13. The method according to claim 12, characterized in that, The method further includes: If the clipping effect does not meet the preset conditions when the key point annotation model is automatically annotated, the preprocessing system will prompt you to switch the annotation method to manual annotation. The preprocessing system acquires and sorts the key points of the soil profile area marked by the user in the pseudo-color image to be cropped displayed on the interactive interface, and regenerates the target perspective transformation matrix based on the sorted key points.

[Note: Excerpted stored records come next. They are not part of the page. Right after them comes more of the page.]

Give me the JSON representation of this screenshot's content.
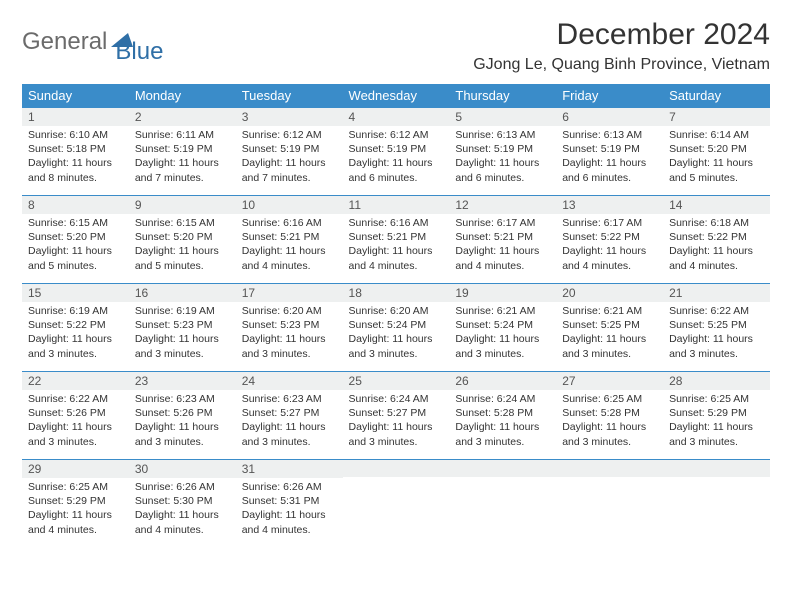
{
  "brand": {
    "part1": "General",
    "part2": "Blue"
  },
  "header": {
    "title": "December 2024",
    "location": "GJong Le, Quang Binh Province, Vietnam"
  },
  "colors": {
    "header_bg": "#3a8cc9",
    "header_text": "#ffffff",
    "daynum_bg": "#eef0f0",
    "border": "#3a8cc9",
    "body_text": "#333333",
    "logo_gray": "#6b6b6b",
    "logo_blue": "#2f6fa6"
  },
  "weekdays": [
    "Sunday",
    "Monday",
    "Tuesday",
    "Wednesday",
    "Thursday",
    "Friday",
    "Saturday"
  ],
  "days": [
    {
      "n": "1",
      "sr": "6:10 AM",
      "ss": "5:18 PM",
      "dl": "11 hours and 8 minutes."
    },
    {
      "n": "2",
      "sr": "6:11 AM",
      "ss": "5:19 PM",
      "dl": "11 hours and 7 minutes."
    },
    {
      "n": "3",
      "sr": "6:12 AM",
      "ss": "5:19 PM",
      "dl": "11 hours and 7 minutes."
    },
    {
      "n": "4",
      "sr": "6:12 AM",
      "ss": "5:19 PM",
      "dl": "11 hours and 6 minutes."
    },
    {
      "n": "5",
      "sr": "6:13 AM",
      "ss": "5:19 PM",
      "dl": "11 hours and 6 minutes."
    },
    {
      "n": "6",
      "sr": "6:13 AM",
      "ss": "5:19 PM",
      "dl": "11 hours and 6 minutes."
    },
    {
      "n": "7",
      "sr": "6:14 AM",
      "ss": "5:20 PM",
      "dl": "11 hours and 5 minutes."
    },
    {
      "n": "8",
      "sr": "6:15 AM",
      "ss": "5:20 PM",
      "dl": "11 hours and 5 minutes."
    },
    {
      "n": "9",
      "sr": "6:15 AM",
      "ss": "5:20 PM",
      "dl": "11 hours and 5 minutes."
    },
    {
      "n": "10",
      "sr": "6:16 AM",
      "ss": "5:21 PM",
      "dl": "11 hours and 4 minutes."
    },
    {
      "n": "11",
      "sr": "6:16 AM",
      "ss": "5:21 PM",
      "dl": "11 hours and 4 minutes."
    },
    {
      "n": "12",
      "sr": "6:17 AM",
      "ss": "5:21 PM",
      "dl": "11 hours and 4 minutes."
    },
    {
      "n": "13",
      "sr": "6:17 AM",
      "ss": "5:22 PM",
      "dl": "11 hours and 4 minutes."
    },
    {
      "n": "14",
      "sr": "6:18 AM",
      "ss": "5:22 PM",
      "dl": "11 hours and 4 minutes."
    },
    {
      "n": "15",
      "sr": "6:19 AM",
      "ss": "5:22 PM",
      "dl": "11 hours and 3 minutes."
    },
    {
      "n": "16",
      "sr": "6:19 AM",
      "ss": "5:23 PM",
      "dl": "11 hours and 3 minutes."
    },
    {
      "n": "17",
      "sr": "6:20 AM",
      "ss": "5:23 PM",
      "dl": "11 hours and 3 minutes."
    },
    {
      "n": "18",
      "sr": "6:20 AM",
      "ss": "5:24 PM",
      "dl": "11 hours and 3 minutes."
    },
    {
      "n": "19",
      "sr": "6:21 AM",
      "ss": "5:24 PM",
      "dl": "11 hours and 3 minutes."
    },
    {
      "n": "20",
      "sr": "6:21 AM",
      "ss": "5:25 PM",
      "dl": "11 hours and 3 minutes."
    },
    {
      "n": "21",
      "sr": "6:22 AM",
      "ss": "5:25 PM",
      "dl": "11 hours and 3 minutes."
    },
    {
      "n": "22",
      "sr": "6:22 AM",
      "ss": "5:26 PM",
      "dl": "11 hours and 3 minutes."
    },
    {
      "n": "23",
      "sr": "6:23 AM",
      "ss": "5:26 PM",
      "dl": "11 hours and 3 minutes."
    },
    {
      "n": "24",
      "sr": "6:23 AM",
      "ss": "5:27 PM",
      "dl": "11 hours and 3 minutes."
    },
    {
      "n": "25",
      "sr": "6:24 AM",
      "ss": "5:27 PM",
      "dl": "11 hours and 3 minutes."
    },
    {
      "n": "26",
      "sr": "6:24 AM",
      "ss": "5:28 PM",
      "dl": "11 hours and 3 minutes."
    },
    {
      "n": "27",
      "sr": "6:25 AM",
      "ss": "5:28 PM",
      "dl": "11 hours and 3 minutes."
    },
    {
      "n": "28",
      "sr": "6:25 AM",
      "ss": "5:29 PM",
      "dl": "11 hours and 3 minutes."
    },
    {
      "n": "29",
      "sr": "6:25 AM",
      "ss": "5:29 PM",
      "dl": "11 hours and 4 minutes."
    },
    {
      "n": "30",
      "sr": "6:26 AM",
      "ss": "5:30 PM",
      "dl": "11 hours and 4 minutes."
    },
    {
      "n": "31",
      "sr": "6:26 AM",
      "ss": "5:31 PM",
      "dl": "11 hours and 4 minutes."
    }
  ],
  "labels": {
    "sunrise": "Sunrise: ",
    "sunset": "Sunset: ",
    "daylight": "Daylight: "
  }
}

14. A preprocessing system for hyperspectral images of soil profiles, characterized in that, The preprocessing system includes: a data reading module, a preprocessing object generation module, a key point extraction module, a perspective transformation matrix generation module, and a hyperspectral data cropping module; The data reading module is used to generate a first hyperspectral data cube based on the hyperspectral data of the first soil profile, and extract the center wavelength of each band corresponding to the first soil profile to obtain a first wavelength set. The preprocessing object generation module is used to generate a target object to be processed based on the first hyperspectral data cube and the center wavelength in the first wavelength set; wherein, the target object includes at least one of the following: a pseudo-color image to be cropped, and TIF data in the marker image file format to be processed; the pseudo-color image to be cropped is a color image obtained by stitching together the red, green and blue single-channel color images extracted by the preprocessing system based on the first hyperspectral data cube; The key point coordinate extraction module is used to obtain key points in the marked soil profile area of the target object and extract the coordinates of the key points. The perspective transformation matrix generation module is used to sort the marked key points and generate a target perspective transformation matrix based on the sorted key points. The hyperspectral data cropping module is used to crop the soil profile region in the target object based on the target perspective transformation matrix and the target size of the target object, and output the cropped target object when the cropping effect meets the preset conditions.